Concorda-se com Canguilhem (1978) que afirma que ter saúde significa poder adoecer e sair do estado patológico, com a possibilidade de criar e instaurar normas vitais; de produzir, criar, transformar e interagir com o meio e com os outros. Implica poder desobedecer, produzir ou acompanhar uma transformação, ou seja, administrar de forma autônoma a margem de risco, de tensão, de dificuldade, de mal-estar que acompanha o cotidiano das pessoas. Por outro lado, o patológico é a perda dessa capacidade normativa, a impossibilidade de mudança nas situações em que há algum sofrimento. Se o trabalho é algo fundamental para a constituição da identidade humana, então, para Clot (2006), essa definição de saúde está intimamente relacionada com a atividade de trabalho, pois não se trata de uma questão naturalmente determinada, mas de uma capacidade de agir sobre si e sobre o mundo.

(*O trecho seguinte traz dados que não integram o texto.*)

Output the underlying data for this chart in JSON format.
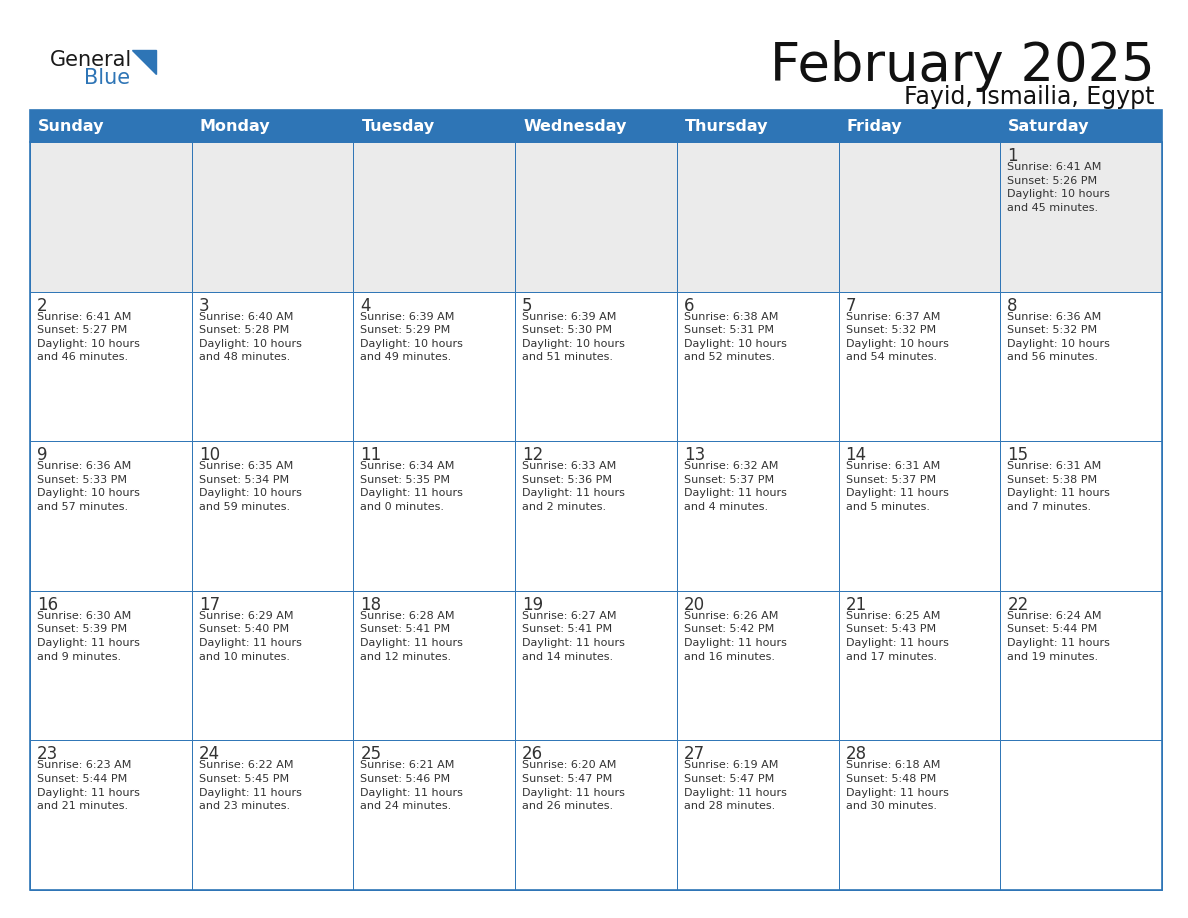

Entende-se então que a visão de saúde proposta por Canguilhem (1978) articula-se com o paradigma da complexidade na construção de um conhecimento multidimensional, que não visa encontrar ou oferecer todas as informações sobre um evento ou fenômeno estudado, mas respeitar suas diversas dimensões, concebendo a articulação, a identidade e a diferença entre elas (PAIM; ALMEIDA FILHO, 2000; WALTNER-TOEWS, 2000; PALMA; MATTOS, 2001; CHIAVEGATO FILHO, 2002; SAWAIA, 2003).

Como afirma Morin (1998, p. 140), “é, portanto, necessário enraizar o conhecimento físico, e igualmente o biológico, numa cultura, numa sociedade, numa história e numa humanidade. A partir daí, cria-se a possibilidade de comunicação entre as ciências” (MORIN, 1998, p. 140).

A mediação dessa comunicação deve ser feita pela dimensão ética da saúde. Isso significa enaltecer a importância do significado e dos sentidos atribuídos pelas pessoas à saúde, doença, práticas de saúde, medicamentos, trabalho, ao corpo, etc., na compreensão da relação saúde/doença. “O sentido, como mediador do desenvolvimento humano é o lugar em que o biológico, o psicológico e o social se encontram e se autoconfiguram” (SAWAIA, 2003, p. 87).

A ausência da dimensão ética da saúde, ou seja, a falta de compreensão de seu contexto sócio-histórico acaba por promover a individualização da saúde, que culpabiliza as pessoas pela sua doença, confirmando a hipótese de que possuímos, em nosso interior, todos os recursos necessários para a cura e reabilitação. Para Sawaia (2003, p. 91), sem tal reflexão crítica,

a incorporação do simbólico, do subjetivo, da ética na saúde tornam-se imperativos categóricos e ideologias como vêm ocorrendo com a ênfase na autoestima... A autoestima virou um remédio muito recomendado às pessoas que procuram assistência à saúde, como condição básica do tratamento.

Portanto, o papel de regulação que a saúde exerce no desenvolvimento da capacidade de ação das pessoas deve ser valorizado. De modo que “a expressão mais correta para designar a práxis em saúde não é nem prevenção, nem promoção, mas potencialização que demanda ações no plano biológico, subjetivo, social e ético” (SAWAIA, 2003, p. 93).